La vicenda dello sciopero della fame di Cospito ha aperto probabilmente per la prima volta un dibattito sul 41 bis in Italia e sulle condizioni di detenzione. Da mesi, infatti, si moltiplicano le iniziative per discutere di questi argomenti. Intellettuali, docenti, legali, appartenenti al mondo dello spettacolo hanno preso posizione. Raramente, inoltre, anche all’interno del parlamento e dell’opinione pubblica si è parlato così tanto di carcere.

Gli studiosi Elton Kalica e Francesca Vianello hanno scritto che il rischio della morte di Cospito travalica il caso specifico, “rendendo temporaneamente accessibile una tematica estremamente complessa”: “Attraverso il suo corpo, ormai in rovina, Cospito traduce in un linguaggio comprensibile a tutti secoli di interrogativi filosofici: può un sistema di diritto coincidere con la violenza al punto da portare un uomo a preferire la morte?”.

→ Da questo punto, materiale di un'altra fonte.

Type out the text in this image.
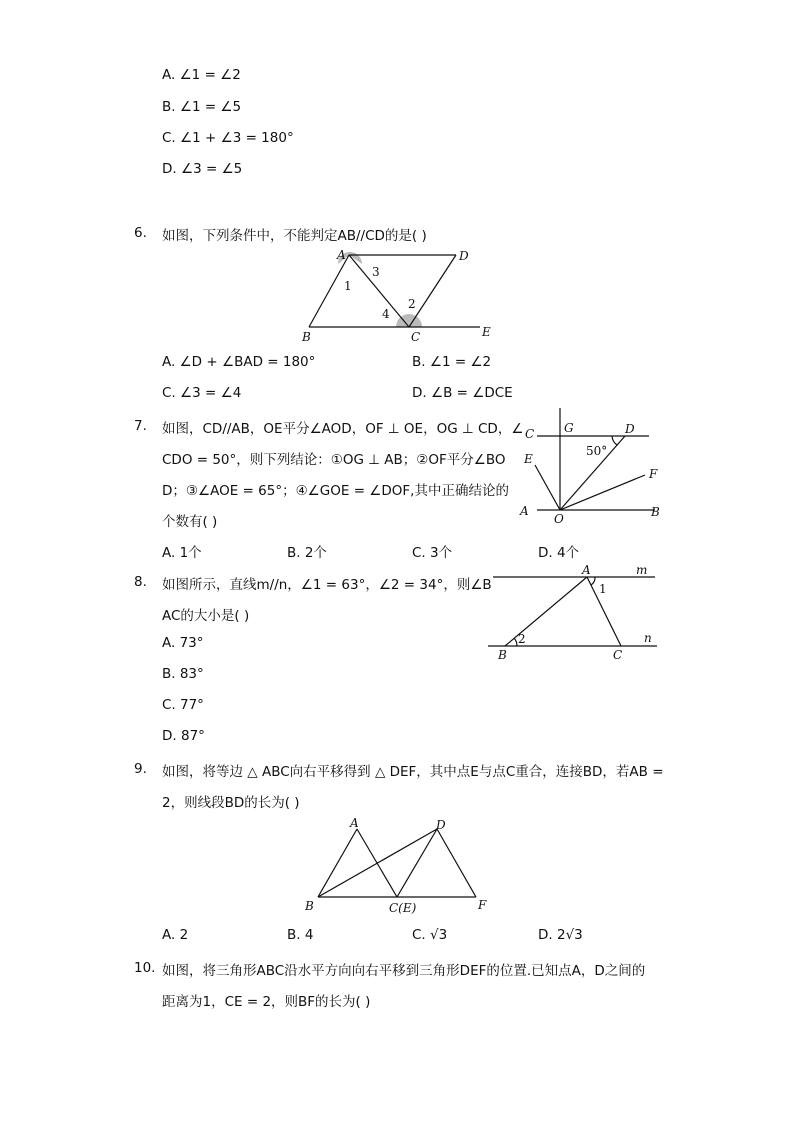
A. ∠1 = ∠2
B. ∠1 = ∠5
C. ∠1 + ∠3 = 180°
D. ∠3 = ∠5
6. 如图，下列条件中，不能判定AB//CD的是( )
A	D
B	C	E
1
2
3
4
A. ∠D + ∠BAD = 180°	B. ∠1 = ∠2
C. ∠3 = ∠4	D. ∠B = ∠DCE
7. 如图，CD//AB，OE平分∠AOD，OF ⊥ OE，OG ⊥ CD，∠
CDO = 50°，则下列结论：①OG ⊥ AB；②OF平分∠BO
D；③∠AOE = 65°；④∠GOE = ∠DOF,其中正确结论的
个数有( )
C G	D
E
F
A
O	B
50°
A. 1个	B. 2个	C. 3个	D. 4个
8. 如图所示，直线m//n，∠1 = 63°，∠2 = 34°，则∠B
AC的大小是( )
A	m
1
2	n
B	C
A. 73°
B. 83°
C. 77°
D. 87°
9. 如图，将等边 △ ABC向右平移得到 △ DEF，其中点E与点C重合，连接BD，若AB =
2，则线段BD的长为( )
A	D
B	C(E)	F
A. 2	B. 4	C. √3	D. 2√3
10. 如图，将三角形ABC沿水平方向向右平移到三角形DEF的位置.已知点A，D之间的
距离为1，CE = 2，则BF的长为( )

Nell’ultima lettera al suo legale, Cospito ha affermato che andrà “avanti fino alla fine, contro il 41 bis e l’ergastolo ostativo”, perché “la vita non ha senso in questa tomba per vivi”: “Alla loro spietatezza e accanimento opporrò la mia forza, tenacia e la volontà di un anarchico e rivoluzionario cosciente”.

Nonostante ci sia chi parli di ricatto, di fatto “Cospito sta portando avanti una lotta contro il carcere duro. Ingerisce solo l’acqua e lo zucchero per mantenersi lucido ed essere in grado di affrontare i colloqui con i medici e l’avvocato. Vuole accelerare il suo decorso clinico”, spiega la dottoressa Milia. In carcere l’anarchico ha scritto due documenti, in cui dichiara espressamente di rifiutare l’alimentazione forzata.

“Da tempo ha smesso di prendere gli integratori che aveva assunto inizialmente. Non che abbia voglia di morire, perché un detenuto che va in sciopero della fame ha tutto tranne che voglia di morire”, dice Milia. “Vuole sollecitare l’opinione pubblica. Vuole arrivare alla fine di questa battaglia in un senso o in un altro, e gli integratori potrebbero prolungare l’agonia”.